Like most of us, I did not like visiting hospitals as the sight of people in pain disturbed me. But ironically, I became a regular visitor to a particular hospital after my Dad was diagnosed with cancer at an advanced stage.

Those were the most painful days of my life. My Dad was hospitalized for three weeks before he passed away. After that I developed a loathing for the hospital from where Dad couldn’t come back home, and for the doctor who prescribed chemotherapy doses for my Dad. I felt it was because of that treatment that my Dad suffered multiple organ failure which eventually took him away from us.

I do not know how rational my grudges were, but nevertheless I preserved them. I promised never to visit that hospital again. But, I could not hold on to my pledge for long as I needed to get Dad’s death certificate from the hospital.
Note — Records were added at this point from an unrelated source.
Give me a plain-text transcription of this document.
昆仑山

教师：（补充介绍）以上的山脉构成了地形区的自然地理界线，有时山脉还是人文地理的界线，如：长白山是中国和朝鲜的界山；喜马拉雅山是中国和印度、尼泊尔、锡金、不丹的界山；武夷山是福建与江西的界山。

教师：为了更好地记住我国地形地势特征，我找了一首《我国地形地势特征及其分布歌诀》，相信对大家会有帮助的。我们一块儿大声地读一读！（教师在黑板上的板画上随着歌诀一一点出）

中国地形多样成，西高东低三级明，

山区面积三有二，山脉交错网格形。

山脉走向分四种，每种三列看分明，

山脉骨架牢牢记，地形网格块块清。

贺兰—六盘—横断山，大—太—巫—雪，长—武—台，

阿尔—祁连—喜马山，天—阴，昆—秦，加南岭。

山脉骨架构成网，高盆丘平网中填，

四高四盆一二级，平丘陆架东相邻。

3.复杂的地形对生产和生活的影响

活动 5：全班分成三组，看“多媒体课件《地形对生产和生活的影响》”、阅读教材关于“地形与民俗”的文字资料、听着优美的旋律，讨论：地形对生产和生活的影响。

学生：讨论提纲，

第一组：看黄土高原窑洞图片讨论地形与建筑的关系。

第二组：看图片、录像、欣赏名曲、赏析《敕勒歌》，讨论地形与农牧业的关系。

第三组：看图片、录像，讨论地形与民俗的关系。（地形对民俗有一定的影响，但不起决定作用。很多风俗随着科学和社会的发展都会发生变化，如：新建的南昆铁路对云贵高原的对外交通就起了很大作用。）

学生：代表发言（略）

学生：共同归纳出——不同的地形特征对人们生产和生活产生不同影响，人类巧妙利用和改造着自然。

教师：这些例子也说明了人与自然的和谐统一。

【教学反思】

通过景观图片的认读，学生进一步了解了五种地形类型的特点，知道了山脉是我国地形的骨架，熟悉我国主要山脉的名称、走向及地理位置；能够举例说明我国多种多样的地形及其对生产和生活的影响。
“This will be my last visit” I thought to myself as soon as I received the death certificate from the reception. I was anxious to get out of the hospital premises. On my way out, on an impulse, I turned around and walked towards the room where Dad was put up during the course of his treatment.

I stood outside the door of that room, visualizing Dad sleeping on the bed and me sitting next to him. As I recollected the scene, tears poured out of my eyes. I could not stop myself. Just as I was wiping my tears, I felt a hand on my shoulders. I looked back, only to discover the same doctor, whom I detested, smiling at me. I smiled back half-heartedly.

Then he told me something that I never expected he would share with me. He said “When I was in high school, I too lost my Dad to cancer in this hospital. Within a few months after he passed away, I decided to serve people here as an oncologist.”

I was too stunned to speak and left the hospital with a gamut of thoughts racing in my mind. The doctor and I, both had been through the same pain: we both lost our fathers in same hospital and to the same terminal illness, but we reacted differently. While I decided to avoid the place of my anguish forever and allowed hatred to consume me, he channelized the intensity of his emotions by making the hospital his work place and serving the cancer patients as a doctor.